A nível global, agosto de 2024 iguala o recorde de temperatura para o mesmo mês estabelecido em 2023, ou seja, 1,51°C acima da média do clima pré-industrial (1850-1900) e acima do limiar de 1,5°C que constitui o objetivo mais ambicioso do acordo de Paris de 2015. Este limiar, que se tornou emblemático, foi ultrapassado em 13 dos últimos 14 meses, de acordo com dados do Copernicus, ligeiramente diferentes dos institutos norte-americano, japonês ou britânico. Nos últimos 12 meses, a temperatura média foi 1,64°C mais quente do que na era pré-industrial. O ano 2023 terminou com um registo de 1,48°C; e 2024, marcado por ondas de calor, por secas ou por inundações extremas, tem probabilidades de se tornar no primeiro ano a ultrapassar o limiar.
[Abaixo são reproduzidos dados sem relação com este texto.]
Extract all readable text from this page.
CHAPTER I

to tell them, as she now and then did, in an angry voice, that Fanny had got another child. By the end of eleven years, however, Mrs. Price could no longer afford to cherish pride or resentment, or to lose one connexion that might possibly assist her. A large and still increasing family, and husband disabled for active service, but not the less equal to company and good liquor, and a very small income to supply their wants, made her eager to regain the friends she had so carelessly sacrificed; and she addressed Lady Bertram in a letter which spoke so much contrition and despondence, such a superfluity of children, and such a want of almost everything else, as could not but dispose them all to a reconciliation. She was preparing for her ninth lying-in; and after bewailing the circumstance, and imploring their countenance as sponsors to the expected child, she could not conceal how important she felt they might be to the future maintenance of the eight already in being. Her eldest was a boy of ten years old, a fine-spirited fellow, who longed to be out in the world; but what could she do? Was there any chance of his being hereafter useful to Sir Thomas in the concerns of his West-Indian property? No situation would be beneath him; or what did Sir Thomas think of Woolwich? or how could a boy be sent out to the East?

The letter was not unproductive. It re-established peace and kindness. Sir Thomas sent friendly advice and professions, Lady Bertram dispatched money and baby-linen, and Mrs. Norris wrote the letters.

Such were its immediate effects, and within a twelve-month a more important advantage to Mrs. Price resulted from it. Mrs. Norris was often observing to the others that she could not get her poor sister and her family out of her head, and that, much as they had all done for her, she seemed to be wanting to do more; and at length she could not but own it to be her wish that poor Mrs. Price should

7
Os recordes de calor no globo são alimentados por um sobreaquecimento sem precedentes dos oceanos (70% do globo), que absorveram 90% do excesso de calor causado pela atividade humana. A temperatura média da superfície do mar mantém-se estável em níveis extraordinários desde maio de 2023, fornecendo também combustível adicional para ciclones.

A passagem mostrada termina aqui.